Throughout, Tassie’s ruminations on the differences between young and middle-aged women rocked me in the way that only a character’s specific vision can: “These middle-aged women seemed very tired to me, as if hope had been wrung out of them and replaced with a deathly sort of sleep.” And, right on the third page: “Then we fell into a kind of hysteria–frightened, guilty, hopeless laughter I have never actually witnessed in a woman over thirty.” Likewise, certain material about people’s complicated relationship with race also struck me as right-on, and surprising: “When I was a freshman there was a girl in my dorm named Rachel. Because her dad was black and her mom was white, her friends called her Inter-Rachel. She would always laugh.” In these moments, Tassie felt complex and real, and for a novel that asks me to have an emotional reaction to its narrator’s isolation, to the secrets kept from her, to the injustices of a country, of a town, of one family–I need to believe the narrator and regard her as multidimensional.
Unfortunately, as the novel continued, Tassie’s perspective felt less and less true to me. This is a retrospective account of Tassie at twenty, which means she is under thirty when she tells the story, perhaps still capable of that laughter referred to at the opening. And, yet, this narrator did not feel like a twenty-eight year old woman. It’s difficult to figure out why exactly. It wasn’t so much that her cultural references were before-her-time (they were, although one could classify this as one of Tassie’s distinctive characteristics), but that Moore failed to fully inhabit her first-person narrator. This wasn’t Tassie’s vision of the world, but the author’s–or some version of Lorrie Moore that I’ve known and loved in previous books. Either I’ve fallen out of love, or this book and its deeply complicated and ambitious subject matter requires more, or something different, than what my favorite author has previously offered.

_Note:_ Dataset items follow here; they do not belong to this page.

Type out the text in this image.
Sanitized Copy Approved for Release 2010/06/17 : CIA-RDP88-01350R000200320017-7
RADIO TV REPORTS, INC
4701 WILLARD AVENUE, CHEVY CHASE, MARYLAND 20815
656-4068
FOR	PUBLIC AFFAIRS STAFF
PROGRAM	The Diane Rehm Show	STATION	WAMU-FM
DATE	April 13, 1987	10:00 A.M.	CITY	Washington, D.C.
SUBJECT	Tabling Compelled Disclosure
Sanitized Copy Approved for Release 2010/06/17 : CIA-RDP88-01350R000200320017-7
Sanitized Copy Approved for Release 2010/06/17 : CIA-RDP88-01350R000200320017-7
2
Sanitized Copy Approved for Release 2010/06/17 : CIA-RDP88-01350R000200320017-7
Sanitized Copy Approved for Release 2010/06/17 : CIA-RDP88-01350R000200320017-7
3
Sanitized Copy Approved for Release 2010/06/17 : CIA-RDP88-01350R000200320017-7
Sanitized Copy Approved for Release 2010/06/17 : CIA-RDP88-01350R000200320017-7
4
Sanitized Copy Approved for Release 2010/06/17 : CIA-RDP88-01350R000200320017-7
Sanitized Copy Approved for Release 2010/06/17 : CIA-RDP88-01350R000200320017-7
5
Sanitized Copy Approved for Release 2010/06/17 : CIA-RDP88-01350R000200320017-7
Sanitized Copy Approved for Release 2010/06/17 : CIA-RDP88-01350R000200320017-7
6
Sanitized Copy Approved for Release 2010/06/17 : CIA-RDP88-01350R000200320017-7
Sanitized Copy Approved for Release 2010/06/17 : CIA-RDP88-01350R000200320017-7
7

In A Gate at the Stairs, Lorrie Moore’s beloved and well-known authorial perspective comes at a cost: the narrator is subsumed by it, and, unfortunately, so is the plot. As Tassie became less of a character, more of a simile- and observation-generator, I felt less connected to the events occurring. But, at the same time, I was also frustrated when the story stalled to describe things, like the speech patterns of Midwesterners; no matter how funny or sharply observed, these passages felt off the spine of the story. I had the distinct sense while reading this novel, that it would have made a wonderful short story. A Gate at the Stairs feels stretched out, thinned, with uneven pacing, slow sections and redundant scenes. I hate to say this, but I was often bored by A Gate at the Stairs. My mother always said, “If you’re bored, read a book.” But what do you do when the book you’re reading bores you? And what do you do when the book that’s boring you is by your favorite author, and you’ve been waiting for it for so long? Even now, I don’t know if my problems with the novel stem from the novel itself, or are my own. It may be that I’m simply being too hard on it, or that my needs as a reader have changed. Do we need to go to couple’s therapy, Lorrie?

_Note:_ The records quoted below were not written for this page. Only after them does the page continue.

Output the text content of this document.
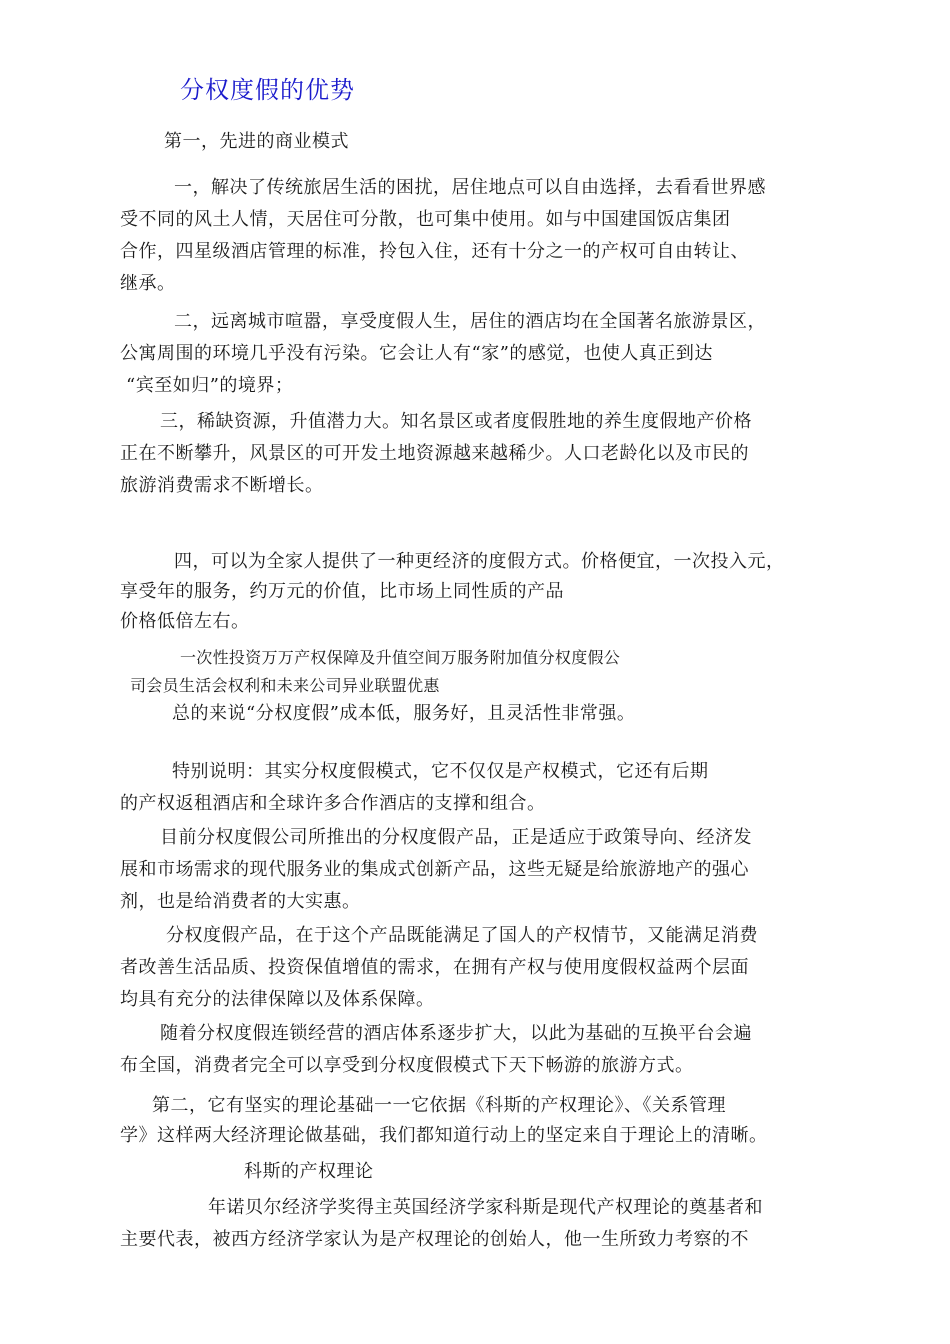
分权度假的优势
第一，先进的商业模式
一，解决了传统旅居生活的困扰，居住地点可以自由选择，去看看世界感
受不同的风土人情，天居住可分散，也可集中使用。如与中国建国饭店集团
合作，四星级酒店管理的标准，拎包入住，还有十分之一的产权可自由转让、
继承。
二，远离城市喧嚣，享受度假人生，居住的酒店均在全国著名旅游景区，
公寓周围的环境几乎没有污染。它会让人有“家”的感觉，也使人真正到达
“宾至如归”的境界；
三，稀缺资源，升值潜力大。知名景区或者度假胜地的养生度假地产价格
正在不断攀升，风景区的可开发土地资源越来越稀少。人口老龄化以及市民的
旅游消费需求不断增长。
四，可以为全家人提供了一种更经济的度假方式。价格便宜，一次投入元，
享受年的服务，约万元的价值，比市场上同性质的产品
价格低倍左右。
一次性投资万万产权保障及升值空间万服务附加值分权度假公
司会员生活会权利和未来公司异业联盟优惠
总的来说“分权度假”成本低，服务好，且灵活性非常强。
特别说明：其实分权度假模式，它不仅仅是产权模式，它还有后期
的产权返租酒店和全球许多合作酒店的支撑和组合。
目前分权度假公司所推出的分权度假产品，正是适应于政策导向、经济发
展和市场需求的现代服务业的集成式创新产品，这些无疑是给旅游地产的强心
剂，也是给消费者的大实惠。
分权度假产品，在于这个产品既能满足了国人的产权情节，又能满足消费
者改善生活品质、投资保值增值的需求，在拥有产权与使用度假权益两个层面
均具有充分的法律保障以及体系保障。
随着分权度假连锁经营的酒店体系逐步扩大，以此为基础的互换平台会遍
布全国，消费者完全可以享受到分权度假模式下天下畅游的旅游方式。
第二，它有坚实的理论基础一一它依据《科斯的产权理论》、《关系管理
学》这样两大经济理论做基础，我们都知道行动上的坚定来自于理论上的清晰。
科斯的产权理论
年诺贝尔经济学奖得主英国经济学家科斯是现代产权理论的奠基者和
主要代表，被西方经济学家认为是产权理论的创始人，他一生所致力考察的不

In Lethem’s review, he considers giving A Gate at the Stairs to a friend of his who finds Moore “too punny.” I don’t think that’s such a good idea, for in this new novel, Moore’s gifts become the book’s greatest burdens. If you’re a fan of Lorrie Moore, you must read this novel (and I sincerely hope you like it), but if you aren’t, or if you haven’t read her before, I suggest exploring the rest of her dazzling oeuvre first–you won’t be disappointed.